No acknowledgement found.

References

[1] Captur G, Muthurangu V, Cook C, Flett AS, Wilson R, Barison A, et al. Quantification of left ventricular trabeculae using fractal analysis. J Cardiovasc Magn Reson. 2013;15:36.

[2] Rigopoulos A, Rizos IK, Aggeli C, Kloufetos P, Papacharalampous X, Stefanadis C, et al. Isolated left ventricular noncompaction: an unclassified cardiomyopathy with severe prognosis in adults. Cardiology. 2002;98:25–32.

[3] Stöllberger C, Blazek G, Dobias C, Hanafin A, Wegner C, Finsterer J. Frequency of stroke and embolism in left ventricular hypertrabeculation/noncompaction. Am J Cardiol. 2011;108:1021–3.

[4] Petersen SE, Selvanayagam JB, Wiesmann F, Robson MD, Francis JM, Anderson RH, et al. Left ventricular non-compaction: insights from cardiovascular magnetic resonance imaging. J Am Coll Cardiol. 2005;46:101–5.

Figures

Representative simulated images with spatially varying radius spanning the spectrum of clinically observed FD range with corresponding PR. Delta change in radius is percentage (1-i) of original radius and frequency of varying radius is expressed as number of cycles (j) encompassing the perimeter. Location of the peaks and valleys are determined by random number generation as expressed in equation above. FD - fractal dimension, PR - perimetric ratio.

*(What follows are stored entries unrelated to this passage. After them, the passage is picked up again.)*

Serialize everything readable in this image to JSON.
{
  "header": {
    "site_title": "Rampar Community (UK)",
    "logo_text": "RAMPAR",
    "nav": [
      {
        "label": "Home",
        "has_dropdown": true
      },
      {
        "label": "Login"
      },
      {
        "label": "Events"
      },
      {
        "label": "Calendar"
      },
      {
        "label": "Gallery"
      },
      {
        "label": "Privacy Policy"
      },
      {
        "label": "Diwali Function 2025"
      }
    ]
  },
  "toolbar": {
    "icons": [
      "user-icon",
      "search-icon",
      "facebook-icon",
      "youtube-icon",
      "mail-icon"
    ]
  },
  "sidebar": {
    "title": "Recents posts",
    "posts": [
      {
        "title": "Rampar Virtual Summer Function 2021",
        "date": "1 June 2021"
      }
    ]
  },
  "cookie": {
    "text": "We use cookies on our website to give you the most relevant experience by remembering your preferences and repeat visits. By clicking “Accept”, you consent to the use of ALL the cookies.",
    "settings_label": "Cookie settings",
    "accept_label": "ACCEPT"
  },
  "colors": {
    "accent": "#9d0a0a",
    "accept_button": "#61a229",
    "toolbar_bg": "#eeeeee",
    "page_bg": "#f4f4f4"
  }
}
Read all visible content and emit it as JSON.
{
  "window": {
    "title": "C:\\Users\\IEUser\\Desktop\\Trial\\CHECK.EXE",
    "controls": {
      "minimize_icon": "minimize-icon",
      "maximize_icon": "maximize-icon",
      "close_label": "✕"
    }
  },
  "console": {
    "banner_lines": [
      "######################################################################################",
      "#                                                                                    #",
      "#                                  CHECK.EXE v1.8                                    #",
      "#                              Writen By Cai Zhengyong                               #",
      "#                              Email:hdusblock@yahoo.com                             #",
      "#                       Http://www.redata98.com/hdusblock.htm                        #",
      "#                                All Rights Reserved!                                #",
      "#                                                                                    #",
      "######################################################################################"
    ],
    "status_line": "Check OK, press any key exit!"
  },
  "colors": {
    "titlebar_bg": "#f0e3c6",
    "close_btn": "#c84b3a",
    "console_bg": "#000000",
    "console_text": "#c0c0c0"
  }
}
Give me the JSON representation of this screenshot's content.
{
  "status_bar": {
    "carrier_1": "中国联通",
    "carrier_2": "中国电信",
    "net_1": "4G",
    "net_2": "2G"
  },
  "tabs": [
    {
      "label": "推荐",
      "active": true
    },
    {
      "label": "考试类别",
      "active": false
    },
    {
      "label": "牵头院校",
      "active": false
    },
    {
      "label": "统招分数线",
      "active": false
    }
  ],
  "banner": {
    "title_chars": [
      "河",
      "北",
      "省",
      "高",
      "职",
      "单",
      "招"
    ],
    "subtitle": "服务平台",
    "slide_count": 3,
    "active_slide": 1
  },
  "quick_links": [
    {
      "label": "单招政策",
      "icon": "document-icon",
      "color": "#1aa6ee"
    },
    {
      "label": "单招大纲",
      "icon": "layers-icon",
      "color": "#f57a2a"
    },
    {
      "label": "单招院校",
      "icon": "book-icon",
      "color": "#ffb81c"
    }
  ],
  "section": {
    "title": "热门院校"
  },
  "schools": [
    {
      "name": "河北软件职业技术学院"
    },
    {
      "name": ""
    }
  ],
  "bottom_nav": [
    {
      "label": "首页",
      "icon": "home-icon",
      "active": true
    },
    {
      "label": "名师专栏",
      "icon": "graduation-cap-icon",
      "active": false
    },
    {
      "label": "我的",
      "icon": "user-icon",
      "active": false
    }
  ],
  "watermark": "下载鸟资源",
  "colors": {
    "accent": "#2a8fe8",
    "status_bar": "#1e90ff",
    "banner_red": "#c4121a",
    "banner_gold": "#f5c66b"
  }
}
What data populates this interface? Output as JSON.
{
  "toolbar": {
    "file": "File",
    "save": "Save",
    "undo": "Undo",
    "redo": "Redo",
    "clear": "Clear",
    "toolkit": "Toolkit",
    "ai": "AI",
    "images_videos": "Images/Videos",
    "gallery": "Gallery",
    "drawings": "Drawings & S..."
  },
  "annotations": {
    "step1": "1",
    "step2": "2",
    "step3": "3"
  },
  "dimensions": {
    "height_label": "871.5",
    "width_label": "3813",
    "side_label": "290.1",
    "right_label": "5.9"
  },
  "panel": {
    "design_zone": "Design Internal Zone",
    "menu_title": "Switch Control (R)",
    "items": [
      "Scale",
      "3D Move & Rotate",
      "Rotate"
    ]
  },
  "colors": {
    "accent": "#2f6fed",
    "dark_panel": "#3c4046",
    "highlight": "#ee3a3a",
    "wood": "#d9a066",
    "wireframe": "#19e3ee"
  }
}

Top row depicts representative output images from the automatic tool for LVNC (A) negative and (B) positive subjects. Automatically thresholded trabecular edges are shown in white and automatically delineated endocardial contour is shown in green. Bottom row depicts the left ventricular images spanning the spectrum of FD values. FD – fractal dimension, PR – perimetric ratio, LVNC – left ventricular non-compaction.

Scatter plot of simulated and clinical PR against FD with exponential fit and predication intervals; black – line of unity. FD - fractal dimension, PR - perimetric ratio.

Distribution of resultant FD, PR, and FD*PR values by morphological thirds of the LV and corresponding global LV indices calculated as mean value of the top half (MTH) of the LV slices sorted by each index. P-values from the two-sample t-tests between LVNC positive (+) and negative (-) patients. Percentage change in median values (M%) from paired t-tests of FD v/s PR and FD*PR. FD - fractal dimension, PR - perimetric ratio.

(A) One to one line and Box plot of MTH of FD, PR, and FD*PR; red: LVNC positive and green: LVNC negative. (B) Scatter plot of PR (filled markers) and FD*PR (hollow markers) against FD with exponential fit and predication intervals; circles: LVNC negative and stars: LVNC positive. FD - fractal dimension, MTH - mean of top half, PR - perimetric ratio, LVNC – left ventricular non-compaction.